The Party of Helicopters, from Kent, Ohio, was active from 1995 to 2004. They played melodic polyphonic punk that didn’t quite cross over into pop. Their lightning fast rhythms, insanely complex guitars, and off-kilter vocals intertwined to mount a pounding sonic assault on your skull. The band broke up in October of 2004.

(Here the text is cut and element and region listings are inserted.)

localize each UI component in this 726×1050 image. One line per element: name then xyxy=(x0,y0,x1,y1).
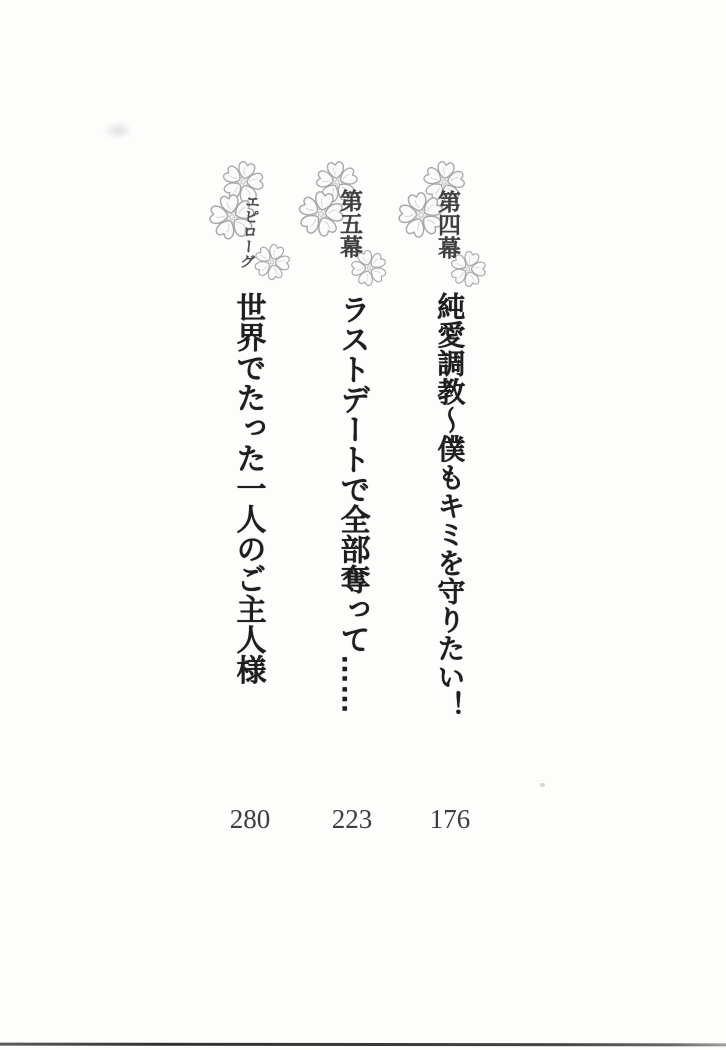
chapter-label-act5: 第五幕 xyxy=(337,189,363,258)
scan-edge-line xyxy=(0,1043,726,1047)
toc-entry-act5 xyxy=(297,160,407,860)
scan-speck xyxy=(540,783,545,787)
page-number-epilogue: 280 xyxy=(229,804,271,834)
page-number-act5: 223 xyxy=(331,804,373,834)
chapter-title-epilogue: 世界でたった一人のご主人様 xyxy=(231,292,265,685)
chapter-label-epilogue: エピローグ xyxy=(237,193,261,270)
scan-smudge xyxy=(103,121,133,140)
chapter-title-act5: ラストデートで全部奪って…… xyxy=(335,294,369,714)
chapter-title-act4: 純愛調教～僕もキミを守りたい！ xyxy=(434,292,466,720)
toc-entry-act4 xyxy=(395,160,505,860)
page-number-act4: 176 xyxy=(429,804,471,834)
chapter-label-act4: 第四幕 xyxy=(435,190,461,259)
toc-entry-epilogue xyxy=(195,160,305,860)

The Philadelphia Weekly called this band "a great, big dangerous tangle of guitar riffs, urgent vocals and sinister melodies" - which is damn near perfect. Not to be confused with the Swedish giant of a similar name, this Kent, Ohio quartet plug-in and blaze through 10 sonic gems on their new opus “Please Believe It.” The music is gripping from the second 'The Good Punk' permeates the speakers with the crisp guitar assault of Jamie Stillman and Joe Dennis' searing vocals to the pounding of Ryan Brannon and Cory Race.

'Cover Me,' 'The Toucher' and 'Brutal Enigma' generate so much heat it's easy to see where the recent buzz on the band stems from. Since their formation in 1995, POH has logged ten tours, two drummers and a sea of fans from coast to coast. This current outing lists as the third release for the group and maintains a whirlwind of blinding intensity with dynamic sonic urgency. Dennis' higher octave vocals and his sense of melody are akin to the early '70s pop sound of the Monkeys or even Bay City Rollers but with a hammering metal-like thrust.

Well schooled in the ability to craft tightly punctuated nuggets, songs like ‘Delta 88’ and ‘Boston’ make use of Stillman’s aggressive riffing to move the songs into a mind-numbing, hypnotic swirl. Add to that layers of fused harmonies, and the sweet, pure glitz of European pop embrace the onslaught of CBGB punk. Each number resonates the same distinctive brilliance. Closing track ‘Science Reasons’ locks down a rugged edgy set of chugging rhythms that race to the twilight of an amazing set.